A02_06
Dietary reservoir effect correction for mid-Holocene human remains from Sakhtysh, Russia: a novel regression-based approach
Meadows J1,2, Khramtsova A3, Kostyleva E4, Krause-Kyora B5, Piezonka H6
1ZBSA (Centre for Baltic and Scandinavian Archaeology), Kiel, Germany, 2Christian-Albrechts-Universität zu Kiel, Leibniz-Labor für Altersbestimmung und Isotopenforschung , Kiel, Germany, 3Excellence Cluster ROOTS, Christian-Albrechts-University Kie, Kiel, Germany, 4State University Ivanovo, Ivanov, Ivanovo, Russian Federation, 5Institute of Clinical Molecular Biology (IKMB), Christian-Albrechts-University Kiel, Kiel, Germany, 6Institute for Pre- and Proto-History , Christian-Albrechts-University Kie, Kiel, Germany
Several small prehistoric cemeteries at Sakhtysh, Ivanovo Oblast, Russia, are attributed to the middle Neolithic Lyalovo and late Neolithic-Eneolithic Volosovo cultures (c.5000-4000 cal BC and c.4000-2500 cal BC respectively). Human bone δ13C and δ15N results confirm that these groups were hunter-gatherer-fishers, with sometimes large dietary differences between individuals (Engovatova et al. 2015). Accurate dating has been challenging, due to variable collagen preservation, uncertain association between human skeletal remains and osseous grave goods, and the unknown magnitude of mid-Holocene freshwater reservoir effects, which must have been much greater than those recorded in modern fish.

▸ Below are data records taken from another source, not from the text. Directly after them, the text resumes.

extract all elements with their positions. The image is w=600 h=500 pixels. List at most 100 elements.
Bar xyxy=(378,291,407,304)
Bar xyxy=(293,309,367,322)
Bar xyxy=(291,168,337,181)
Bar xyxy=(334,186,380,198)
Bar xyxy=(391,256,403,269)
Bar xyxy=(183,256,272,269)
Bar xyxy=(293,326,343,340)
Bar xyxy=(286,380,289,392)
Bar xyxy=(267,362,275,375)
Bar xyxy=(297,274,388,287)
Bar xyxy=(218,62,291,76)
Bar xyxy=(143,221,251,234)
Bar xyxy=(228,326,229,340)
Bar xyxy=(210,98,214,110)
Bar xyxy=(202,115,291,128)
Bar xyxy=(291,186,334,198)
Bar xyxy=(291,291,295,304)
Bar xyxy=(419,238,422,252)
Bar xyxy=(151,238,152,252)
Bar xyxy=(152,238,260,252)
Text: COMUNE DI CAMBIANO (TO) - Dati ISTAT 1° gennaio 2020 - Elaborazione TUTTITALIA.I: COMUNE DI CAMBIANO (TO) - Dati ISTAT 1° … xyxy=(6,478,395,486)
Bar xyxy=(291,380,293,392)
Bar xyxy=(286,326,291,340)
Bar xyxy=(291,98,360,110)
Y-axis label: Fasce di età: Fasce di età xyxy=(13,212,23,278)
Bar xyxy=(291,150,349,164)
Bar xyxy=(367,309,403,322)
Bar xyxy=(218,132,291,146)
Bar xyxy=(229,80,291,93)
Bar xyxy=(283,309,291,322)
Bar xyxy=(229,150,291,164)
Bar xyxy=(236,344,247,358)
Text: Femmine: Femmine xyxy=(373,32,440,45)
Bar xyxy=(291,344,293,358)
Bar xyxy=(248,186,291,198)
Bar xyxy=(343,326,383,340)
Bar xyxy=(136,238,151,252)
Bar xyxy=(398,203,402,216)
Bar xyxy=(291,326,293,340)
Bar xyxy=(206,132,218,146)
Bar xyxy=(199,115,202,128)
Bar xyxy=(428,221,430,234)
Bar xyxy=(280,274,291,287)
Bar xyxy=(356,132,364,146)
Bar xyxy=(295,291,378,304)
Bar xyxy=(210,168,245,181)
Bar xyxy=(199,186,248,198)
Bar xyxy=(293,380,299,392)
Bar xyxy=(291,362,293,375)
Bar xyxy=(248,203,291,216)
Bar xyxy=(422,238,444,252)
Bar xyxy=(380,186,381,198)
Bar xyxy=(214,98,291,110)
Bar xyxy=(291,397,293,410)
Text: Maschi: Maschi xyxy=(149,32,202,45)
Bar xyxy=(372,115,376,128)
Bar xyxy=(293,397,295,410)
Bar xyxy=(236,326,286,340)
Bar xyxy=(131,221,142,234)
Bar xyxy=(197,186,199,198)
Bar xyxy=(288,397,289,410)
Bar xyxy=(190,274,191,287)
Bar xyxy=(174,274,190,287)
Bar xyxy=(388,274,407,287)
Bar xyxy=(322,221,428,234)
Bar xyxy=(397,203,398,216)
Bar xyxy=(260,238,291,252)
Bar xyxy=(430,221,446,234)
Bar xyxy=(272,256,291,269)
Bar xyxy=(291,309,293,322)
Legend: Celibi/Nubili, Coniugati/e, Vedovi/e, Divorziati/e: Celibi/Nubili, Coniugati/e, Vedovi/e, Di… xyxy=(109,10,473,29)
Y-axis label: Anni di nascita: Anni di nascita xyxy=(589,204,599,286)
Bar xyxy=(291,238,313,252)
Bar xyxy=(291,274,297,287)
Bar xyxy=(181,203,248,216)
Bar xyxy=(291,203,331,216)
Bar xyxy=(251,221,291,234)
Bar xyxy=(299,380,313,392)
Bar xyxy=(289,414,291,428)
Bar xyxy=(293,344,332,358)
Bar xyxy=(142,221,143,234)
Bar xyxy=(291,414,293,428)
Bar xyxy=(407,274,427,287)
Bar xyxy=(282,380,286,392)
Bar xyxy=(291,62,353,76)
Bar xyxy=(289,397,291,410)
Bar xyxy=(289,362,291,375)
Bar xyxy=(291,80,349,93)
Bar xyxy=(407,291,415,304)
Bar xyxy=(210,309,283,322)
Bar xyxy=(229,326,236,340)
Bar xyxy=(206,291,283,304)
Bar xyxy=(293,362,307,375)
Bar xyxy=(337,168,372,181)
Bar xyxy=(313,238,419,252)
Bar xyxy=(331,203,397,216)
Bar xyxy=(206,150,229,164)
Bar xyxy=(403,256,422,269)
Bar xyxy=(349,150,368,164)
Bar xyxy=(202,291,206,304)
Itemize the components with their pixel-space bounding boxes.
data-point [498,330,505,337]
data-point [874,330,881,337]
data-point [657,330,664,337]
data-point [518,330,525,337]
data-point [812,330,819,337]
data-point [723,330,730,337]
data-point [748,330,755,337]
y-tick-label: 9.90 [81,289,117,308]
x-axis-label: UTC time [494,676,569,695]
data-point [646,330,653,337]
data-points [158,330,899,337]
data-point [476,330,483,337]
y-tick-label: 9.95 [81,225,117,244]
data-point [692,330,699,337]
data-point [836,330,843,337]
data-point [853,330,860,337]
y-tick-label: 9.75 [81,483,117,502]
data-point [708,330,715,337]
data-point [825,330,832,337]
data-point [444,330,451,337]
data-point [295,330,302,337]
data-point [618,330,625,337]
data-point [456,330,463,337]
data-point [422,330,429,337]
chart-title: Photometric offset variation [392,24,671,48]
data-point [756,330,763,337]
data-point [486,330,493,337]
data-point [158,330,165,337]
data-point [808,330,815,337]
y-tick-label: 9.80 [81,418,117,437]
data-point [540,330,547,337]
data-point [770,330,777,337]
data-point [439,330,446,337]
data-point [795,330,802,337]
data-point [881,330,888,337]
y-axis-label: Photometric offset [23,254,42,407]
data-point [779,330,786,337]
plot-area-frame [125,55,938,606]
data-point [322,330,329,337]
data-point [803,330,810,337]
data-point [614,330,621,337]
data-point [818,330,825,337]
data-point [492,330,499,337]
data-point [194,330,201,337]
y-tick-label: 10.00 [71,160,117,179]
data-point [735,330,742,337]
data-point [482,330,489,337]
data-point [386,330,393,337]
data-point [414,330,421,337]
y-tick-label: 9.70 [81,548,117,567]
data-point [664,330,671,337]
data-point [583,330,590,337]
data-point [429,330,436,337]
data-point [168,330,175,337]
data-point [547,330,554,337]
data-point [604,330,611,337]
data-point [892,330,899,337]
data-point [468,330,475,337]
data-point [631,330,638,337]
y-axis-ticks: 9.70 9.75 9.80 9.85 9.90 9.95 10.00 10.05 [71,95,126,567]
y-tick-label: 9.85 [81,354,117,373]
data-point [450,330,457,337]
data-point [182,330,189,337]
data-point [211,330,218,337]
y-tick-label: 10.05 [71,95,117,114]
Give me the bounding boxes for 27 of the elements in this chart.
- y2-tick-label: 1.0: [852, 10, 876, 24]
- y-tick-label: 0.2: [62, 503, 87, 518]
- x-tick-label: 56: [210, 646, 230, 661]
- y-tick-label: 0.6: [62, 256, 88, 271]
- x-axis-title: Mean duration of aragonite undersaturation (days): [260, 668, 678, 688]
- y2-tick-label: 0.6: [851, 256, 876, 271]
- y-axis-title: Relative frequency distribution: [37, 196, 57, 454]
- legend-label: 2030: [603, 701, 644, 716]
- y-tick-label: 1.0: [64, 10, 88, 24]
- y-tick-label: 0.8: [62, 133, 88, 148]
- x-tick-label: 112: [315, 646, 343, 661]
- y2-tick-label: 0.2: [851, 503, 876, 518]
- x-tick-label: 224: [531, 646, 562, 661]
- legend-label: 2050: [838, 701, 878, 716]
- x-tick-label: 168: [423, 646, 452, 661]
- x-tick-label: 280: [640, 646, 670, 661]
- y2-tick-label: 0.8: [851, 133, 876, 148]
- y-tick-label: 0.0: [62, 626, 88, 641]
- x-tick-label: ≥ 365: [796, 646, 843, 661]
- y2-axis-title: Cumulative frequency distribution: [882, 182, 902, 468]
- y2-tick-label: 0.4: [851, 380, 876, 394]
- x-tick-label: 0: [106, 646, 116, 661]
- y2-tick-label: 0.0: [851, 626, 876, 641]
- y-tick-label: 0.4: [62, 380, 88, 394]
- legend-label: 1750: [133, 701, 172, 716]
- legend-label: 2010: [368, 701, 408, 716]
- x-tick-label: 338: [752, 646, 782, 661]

We present a regression-based approach, which instead of comparing 14C ages of human bones to those of associated grave goods, relies on 14C-age differences between different skeletal elements of the same individual. The resulting dietary reservoir effect estimates for 53 samples from 39 individuals are compatible with estimates produced by a diet-reconstruction model based on realistic stable isotope and freshwater reservoir effect baseline values, and with a handful of 14C dates of osseous grave goods (Macāne et al. 2019). Calibrated dates of individual burials remain imprecise, but we can still observe temporal trends in human diets, which parallel trends elsewhere in northeastern Europe over the same date range.